Pair Corralation between Ageas SANV and NYSE Composite
Assuming the 90 days trading horizon ageas SANV is expected to generate 1.51 times more return on investment than NYSE Composite. However, Ageas SANV is 1.51 times more volatile than NYSE Composite. It trades about 0.03 of its potential returns per unit of risk. NYSE Composite is currently generating about -0.14 per unit of risk. If you would invest 4,292 in ageas SANV on February 2, 2024 and sell it today you would earn a total of 22.00 from holding ageas SANV or generate 0.51% return on investment over 90 days.
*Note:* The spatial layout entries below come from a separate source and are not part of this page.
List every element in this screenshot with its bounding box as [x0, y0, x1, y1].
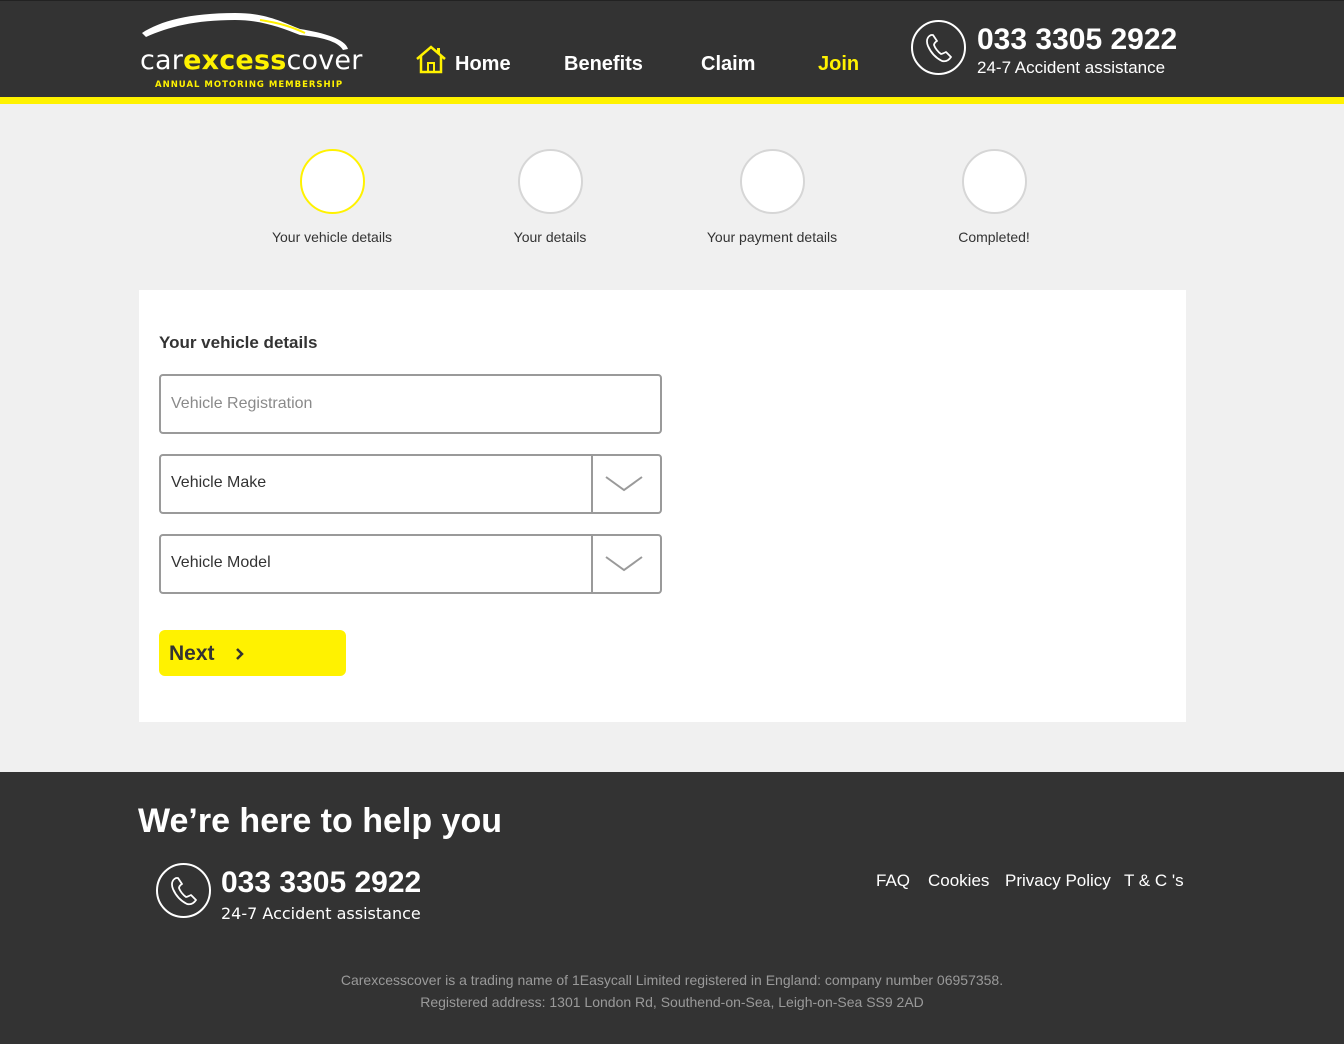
footer-link-faq[interactable]: FAQ — [876, 871, 910, 891]
header-phone-number[interactable]: 033 3305 2922 — [977, 23, 1177, 57]
step-2-label: Your details — [513, 229, 587, 245]
step-4-indicator — [962, 149, 1027, 214]
step-1-label: Your vehicle details — [271, 229, 393, 245]
nav-claim[interactable]: Claim — [701, 53, 755, 76]
vehicle-registration-field[interactable] — [159, 374, 662, 434]
chevron-down-icon[interactable] — [604, 554, 644, 574]
vehicle-details-card: Your vehicle details Vehicle Make Vehicl… — [139, 290, 1186, 722]
next-button-label: Next — [169, 642, 215, 665]
brand-name-excess: excess — [183, 45, 287, 76]
nav-join[interactable]: Join — [818, 53, 859, 76]
select-divider — [591, 456, 593, 512]
site-footer: We’re here to help you 033 3305 2922 24-… — [0, 772, 1344, 1044]
footer-heading: We’re here to help you — [138, 802, 503, 840]
phone-icon[interactable] — [156, 863, 211, 918]
step-1-indicator — [300, 149, 365, 214]
step-2-indicator — [518, 149, 583, 214]
form-heading: Your vehicle details — [159, 333, 318, 352]
chevron-right-icon — [236, 648, 244, 660]
vehicle-make-value: Vehicle Make — [171, 474, 267, 491]
legal-company-line: Carexcesscover is a trading name of 1Eas… — [340, 972, 1004, 988]
step-3-label: Your payment details — [706, 229, 838, 245]
phone-icon[interactable] — [911, 20, 966, 75]
nav-benefits[interactable]: Benefits — [564, 53, 643, 76]
brand-logo[interactable]: carexcesscover ANNUAL MOTORING MEMBERSHI… — [140, 11, 362, 91]
nav-home[interactable]: Home — [455, 53, 511, 76]
home-icon[interactable] — [415, 44, 447, 74]
header-phone-subtitle: 24-7 Accident assistance — [977, 58, 1166, 77]
step-3-indicator — [740, 149, 805, 214]
vehicle-make-select[interactable]: Vehicle Make — [159, 454, 662, 514]
site-header: carexcesscover ANNUAL MOTORING MEMBERSHI… — [0, 0, 1344, 104]
vehicle-model-select[interactable]: Vehicle Model — [159, 534, 662, 594]
brand-tagline: ANNUAL MOTORING MEMBERSHIP — [155, 80, 344, 90]
footer-link-cookies[interactable]: Cookies — [928, 871, 989, 891]
brand-wordmark: carexcesscover — [140, 45, 363, 76]
chevron-down-icon[interactable] — [604, 474, 644, 494]
vehicle-registration-input[interactable] — [161, 376, 660, 432]
footer-link-terms[interactable]: T & C 's — [1124, 871, 1184, 891]
step-4-label: Completed! — [958, 229, 1030, 245]
legal-address-line: Registered address: 1301 London Rd, Sout… — [420, 994, 924, 1010]
footer-phone-subtitle: 24-7 Accident assistance — [221, 904, 421, 923]
brand-name-car: car — [140, 45, 184, 76]
vehicle-model-value: Vehicle Model — [171, 554, 271, 571]
select-divider — [591, 536, 593, 592]
next-button[interactable]: Next — [159, 630, 346, 676]
brand-name-cover: cover — [286, 45, 363, 76]
footer-link-privacy-policy[interactable]: Privacy Policy — [1005, 871, 1111, 891]
header-accent-stripe — [0, 97, 1344, 104]
footer-phone-number[interactable]: 033 3305 2922 — [221, 866, 421, 900]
Time Period | 3 Months [change] |
Direction | Moves Together |
Strength | Weak |
Accuracy | 95.65% |
Values | Daily Returns |
ageas SANV vs. NYSE Composite
Performance |
Timeline |
Ageas SANV and NYSE Composite Volatility Contrast
Predicted Return Density |
Returns |
ageas SANV
Pair trading matchups for Ageas SANV
NYSE Composite
Pair trading matchups for NYSE Composite
Pair Trading with Ageas SANV and NYSE Composite
The main advantage of trading using opposite Ageas SANV and NYSE Composite positions is that it hedges away some unsystematic risk. Because of two separate transactions, even if Ageas SANV position performs unexpectedly, NYSE Composite can make up some of the losses. Pair trading also minimizes risk from directional movements in the market. For example, if an entire industry or sector drops because of unexpected headlines, the short position in NYSE Composite will offset losses from the drop in NYSE Composite's long position.Ageas SANV vs. KBC Groep NV | Ageas SANV vs. Groep Brussel Lambert | Ageas SANV vs. Solvay SA | Ageas SANV vs. Ackermans Van Haaren |
NYSE Composite vs. NI Holdings | NYSE Composite vs. Mattel Inc | NYSE Composite vs. Parker Hannifin | NYSE Composite vs. Artisan Partners Asset |
Check out your portfolio center.Note that this page's information should be used as a complementary analysis to find the right mix of equity instruments to add to your existing portfolios or create a brand new portfolio. You can also try the Global Correlations module to find global opportunities by holding instruments from different markets.